Sonya Renee Taylor is an Oakland-based poet and radical self-love evangelist. In 2014, she founded The Body is Not An Apology, a website and educational outlet that “fosters global, radical, unapologetic self love…toward a more just, equitable and compassionate world.” Through her writing, poetry and speaking, she’s also a powerful voice for women of color in the body positivity movement, an arena that can be overwhelmingly White.

For the last two years, Taylor has been translating that work into a book, “The Body is Not an Apology: The Power of Radical Self-love,” released yesterday (February 13). It is a cross between self-help and political treatise. Taylor is clear that individual transformation is not the goal of her work. “I have very little concern for your individual self-esteem and self-confidence,” she told Colorlines. “By itself, it will not change the world. How do each and every one of us play a role in creating a just and equitable compassionate world for ourselves? Then [we] translate that to interrupting the systems that keep that from being our world.”

Colorlines spoke to Taylor, and we’ve distilled that conversation, alongside her ideas from the book, into these tools to guide your own self-love journey.

1. “Your body is what your body is.”

Taylor puts it plainly in her book: “Hating your body is like finding a person you despise and then choosing to spend the rest of your life with them while loathing every moment of the partnership.”

Acceptance is the starting point for much of the work she encourages her readers to do. “I think that so much of the popular culture ethos is the idea that your body should be some other kind of body,” Taylor explains. Her critique of the society that shapes which bodies are accepted is deep, and she pushes her readers to really separate their beliefs from the judgements of society. “The structure of hierarchy is that we value some bodies more than other bodies. As individuals, we internalize that by trying to make our bodies fit better in that hierarchy. I have the body I have. The issue is not with my body, the issue is external.”

2. We can’t love our bodies until we stop shaming and judging others’ bodies.

“I think that what we realize often times is that our judgement [of others] is often coming from our own internal sense of shame,” says Taylor. “If I am not enough, then how do I get to be enough?
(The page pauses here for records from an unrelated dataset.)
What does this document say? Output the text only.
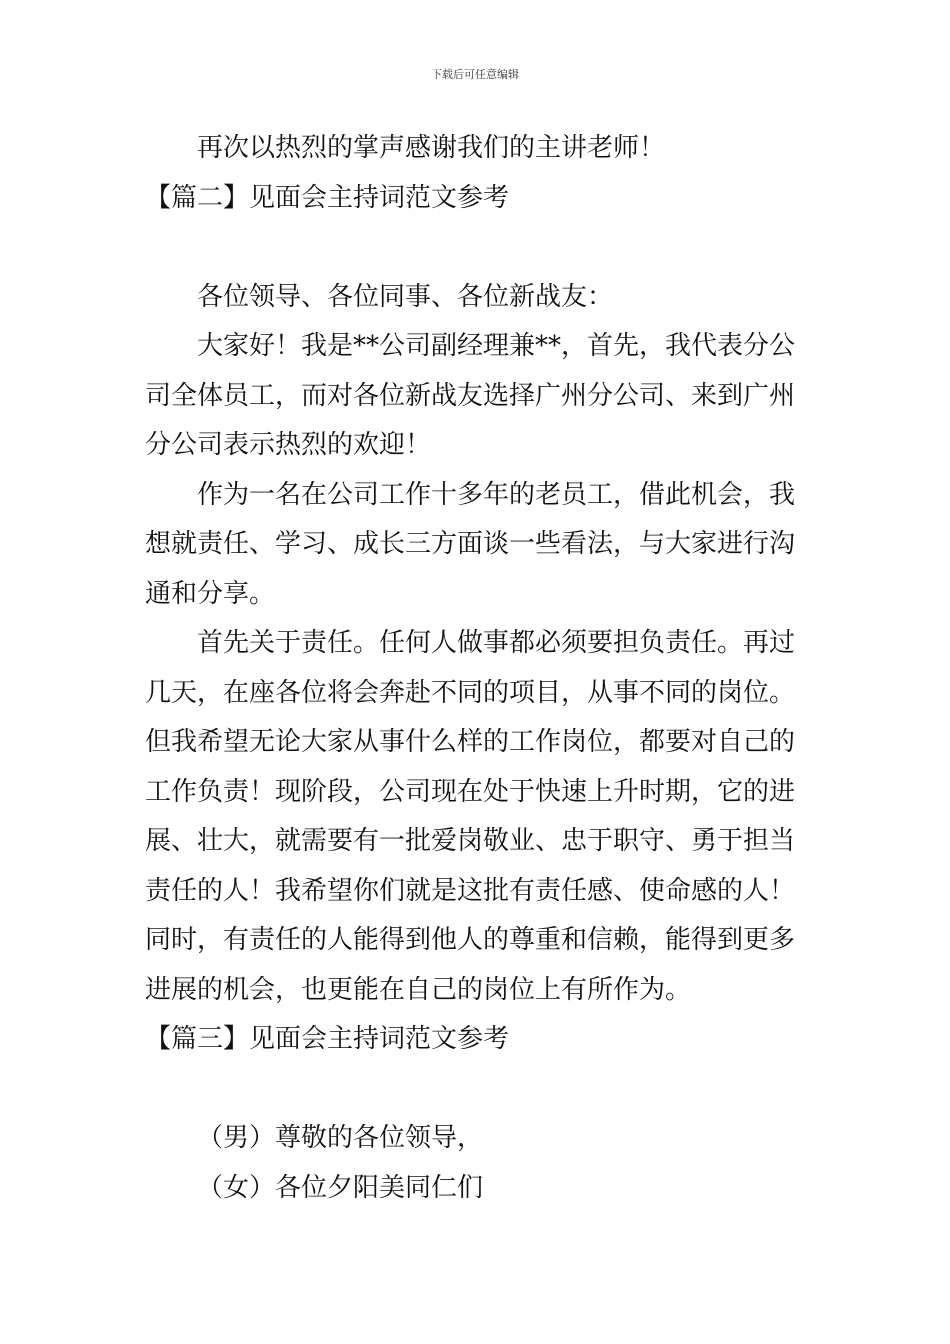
下载后可任意编辑
再次以热烈的掌声感谢我们的主讲老师！
【篇二】见面会主持词范文参考
各位领导、各位同事、各位新战友：
大家好！我是**公司副经理兼**，首先，我代表分公
司全体员工，而对各位新战友选择广州分公司、来到广州
分公司表示热烈的欢迎！
作为一名在公司工作十多年的老员工，借此机会，我
想就责任、学习、成长三方面谈一些看法，与大家进行沟
通和分享。
首先关于责任。任何人做事都必须要担负责任。再过
几天，在座各位将会奔赴不同的项目，从事不同的岗位。
但我希望无论大家从事什么样的工作岗位，都要对自己的
工作负责！现阶段，公司现在处于快速上升时期，它的进
展、壮大，就需要有一批爱岗敬业、忠于职守、勇于担当
责任的人！我希望你们就是这批有责任感、使命感的人！
同时，有责任的人能得到他人的尊重和信赖，能得到更多
进展的机会，也更能在自己的岗位上有所作为。
【篇三】见面会主持词范文参考
（男）尊敬的各位领导，
（女）各位夕阳美同仁们
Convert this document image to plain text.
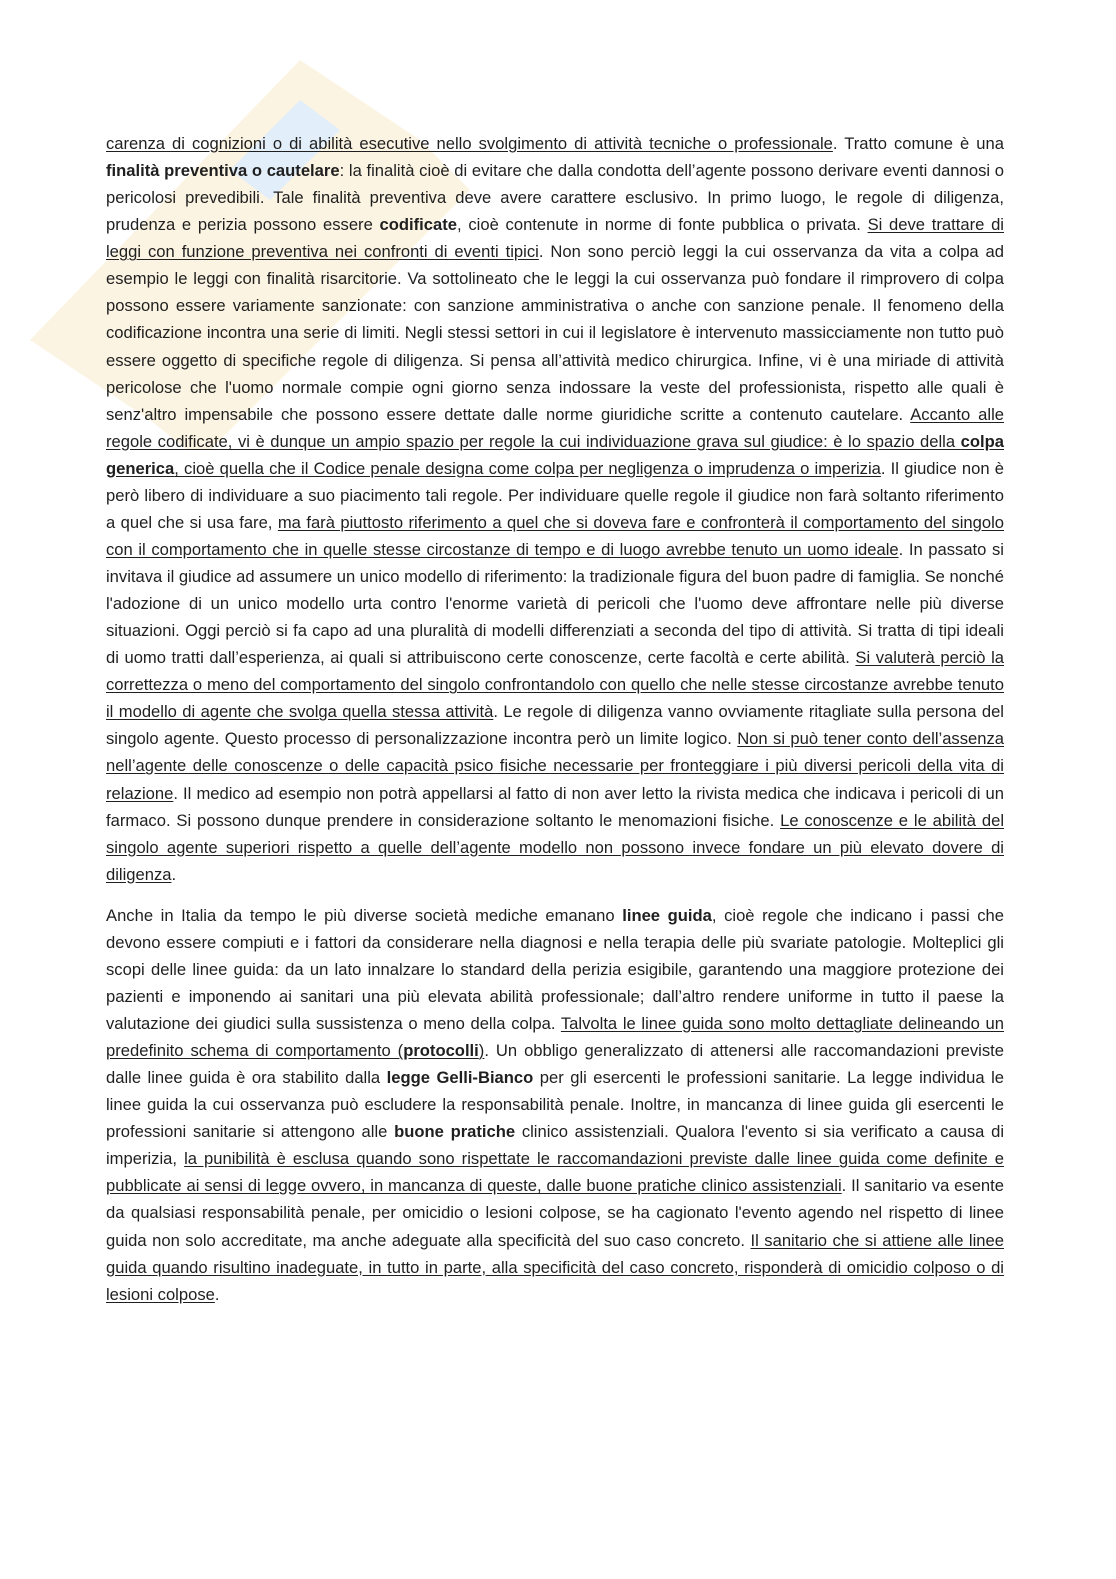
carenza di cognizioni o di abilità esecutive nello svolgimento di attività tecniche o professionale. Tratto comune è una finalità preventiva o cautelare: la finalità cioè di evitare che dalla condotta dell’agente possono derivare eventi dannosi o pericolosi prevedibili. Tale finalità preventiva deve avere carattere esclusivo. In primo luogo, le regole di diligenza, prudenza e perizia possono essere codificate, cioè contenute in norme di fonte pubblica o privata. Si deve trattare di leggi con funzione preventiva nei confronti di eventi tipici. Non sono perciò leggi la cui osservanza da vita a colpa ad esempio le leggi con finalità risarcitorie. Va sottolineato che le leggi la cui osservanza può fondare il rimprovero di colpa possono essere variamente sanzionate: con sanzione amministrativa o anche con sanzione penale. Il fenomeno della codificazione incontra una serie di limiti. Negli stessi settori in cui il legislatore è intervenuto massicciamente non tutto può essere oggetto di specifiche regole di diligenza. Si pensa all’attività medico chirurgica. Infine, vi è una miriade di attività pericolose che l'uomo normale compie ogni giorno senza indossare la veste del professionista, rispetto alle quali è senz'altro impensabile che possono essere dettate dalle norme giuridiche scritte a contenuto cautelare. Accanto alle regole codificate, vi è dunque un ampio spazio per regole la cui individuazione grava sul giudice: è lo spazio della colpa generica, cioè quella che il Codice penale designa come colpa per negligenza o imprudenza o imperizia. Il giudice non è però libero di individuare a suo piacimento tali regole. Per individuare quelle regole il giudice non farà soltanto riferimento a quel che si usa fare, ma farà piuttosto riferimento a quel che si doveva fare e confronterà il comportamento del singolo con il comportamento che in quelle stesse circostanze di tempo e di luogo avrebbe tenuto un uomo ideale. In passato si invitava il giudice ad assumere un unico modello di riferimento: la tradizionale figura del buon padre di famiglia. Se nonché l'adozione di un unico modello urta contro l'enorme varietà di pericoli che l'uomo deve affrontare nelle più diverse situazioni. Oggi perciò si fa capo ad una pluralità di modelli differenziati a seconda del tipo di attività. Si tratta di tipi ideali di uomo tratti dall’esperienza, ai quali si attribuiscono certe conoscenze, certe facoltà e certe abilità. Si valuterà perciò la correttezza o meno del comportamento del singolo confrontandolo con quello che nelle stesse circostanze avrebbe tenuto il modello di agente che svolga quella stessa attività. Le regole di diligenza vanno ovviamente ritagliate sulla persona del singolo agente. Questo processo di personalizzazione incontra però un limite logico. Non si può tener conto dell’assenza nell’agente delle conoscenze o delle capacità psico fisiche necessarie per fronteggiare i più diversi pericoli della vita di relazione. Il medico ad esempio non potrà appellarsi al fatto di non aver letto la rivista medica che indicava i pericoli di un farmaco. Si possono dunque prendere in considerazione soltanto le menomazioni fisiche. Le conoscenze e le abilità del singolo agente superiori rispetto a quelle dell’agente modello non possono invece fondare un più elevato dovere di diligenza.

Anche in Italia da tempo le più diverse società mediche emanano linee guida, cioè regole che indicano i passi che devono essere compiuti e i fattori da considerare nella diagnosi e nella terapia delle più svariate patologie. Molteplici gli scopi delle linee guida: da un lato innalzare lo standard della perizia esigibile, garantendo una maggiore protezione dei pazienti e imponendo ai sanitari una più elevata abilità professionale; dall’altro rendere uniforme in tutto il paese la valutazione dei giudici sulla sussistenza o meno della colpa. Talvolta le linee guida sono molto dettagliate delineando un predefinito schema di comportamento (protocolli). Un obbligo generalizzato di attenersi alle raccomandazioni previste dalle linee guida è ora stabilito dalla legge Gelli-Bianco per gli esercenti le professioni sanitarie. La legge individua le linee guida la cui osservanza può escludere la responsabilità penale. Inoltre, in mancanza di linee guida gli esercenti le professioni sanitarie si attengono alle buone pratiche clinico assistenziali. Qualora l'evento si sia verificato a causa di imperizia, la punibilità è esclusa quando sono rispettate le raccomandazioni previste dalle linee guida come definite e pubblicate ai sensi di legge ovvero, in mancanza di queste, dalle buone pratiche clinico assistenziali. Il sanitario va esente da qualsiasi responsabilità penale, per omicidio o lesioni colpose, se ha cagionato l'evento agendo nel rispetto di linee guida non solo accreditate, ma anche adeguate alla specificità del suo caso concreto. Il sanitario che si attiene alle linee guida quando risultino inadeguate, in tutto in parte, alla specificità del caso concreto, risponderà di omicidio colposo o di lesioni colpose.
By making myself think, at least I’m not in that person’s body.”

Taylor argues that this game of comparison keeps the hierarchy alive—and leaves the unjust systems that support it intact. “When we disrobe that idea, then really what we get to believe is this: ‘What has me believe this about other people’s bodies and my own?’”

3. In order to move forward, we must look back at our earliest body shame experiences.

Those occurences “formulate a sense of who we are and the way that we move through the world,” explains Taylor. “These are messages that we got in parts of our lives when we weren’t necessarily rational thinkers. Even when those notions are challenged intellectually, they are still deeply embedded in us.”

Taylor encourages everyone to really examine those experiences to shift their impact on us. “What was the message I got and what has that had me believe about myself and the world? We can’t get where we are going without recognizing how we got there.”

4. We have to understand the connections between racism and body shame to get to a place of radical self-love.

“If we’re not thinking about race when we think about the body, we’re missing an entire area,” says Taylor. “As a fat, dark-skinned, Black woman there are messages about who I am that I’ve received since I was a small child, [and they] are a function of White supremacy. Radical self-love is the unobstructed access to living our highest purpose. What are the ways that bodies that show up as racialized are obstructed in that? What are our individual roles in removing that obstruction?”

5. It might be time to break up with the Body-Shame Profit Complex (BSPC).

In the book, Taylor explains: “Our relationship with our money often mirrors our relationship with our bodies.” The BSPC, she says, is illustrated by the 230 billion dollar global beauty industry. “There is a tremendous amount of economic infrastructure riding on our desire to change our bodies,” she says. “This is part of a larger system whose intention is that we continue to feel this way because it is very profitable.”

Taylor sees a major connection between body shame, classism and the myth of meritocracy, saying, “If you’re poor—it’s because you’re failing. It’s the same thing we tell people who are fat. If you aren’t thin—you’re failing. If you’re Black—you’re failing. If you have a disability—you’re failing.” Instead, Taylor’s book tells her readers to move to “best-interest buying,” which, she writes, “furthers our radical self-love journey by connecting how we spend our resources with what we truly want for our lives, not simply in the short term to avoid feelings of not being ‘enough.’” Best-interest buying means examining our purchases to make sure they aren’t “closely connected to our beliefs that we are somehow deficient or unworthy.”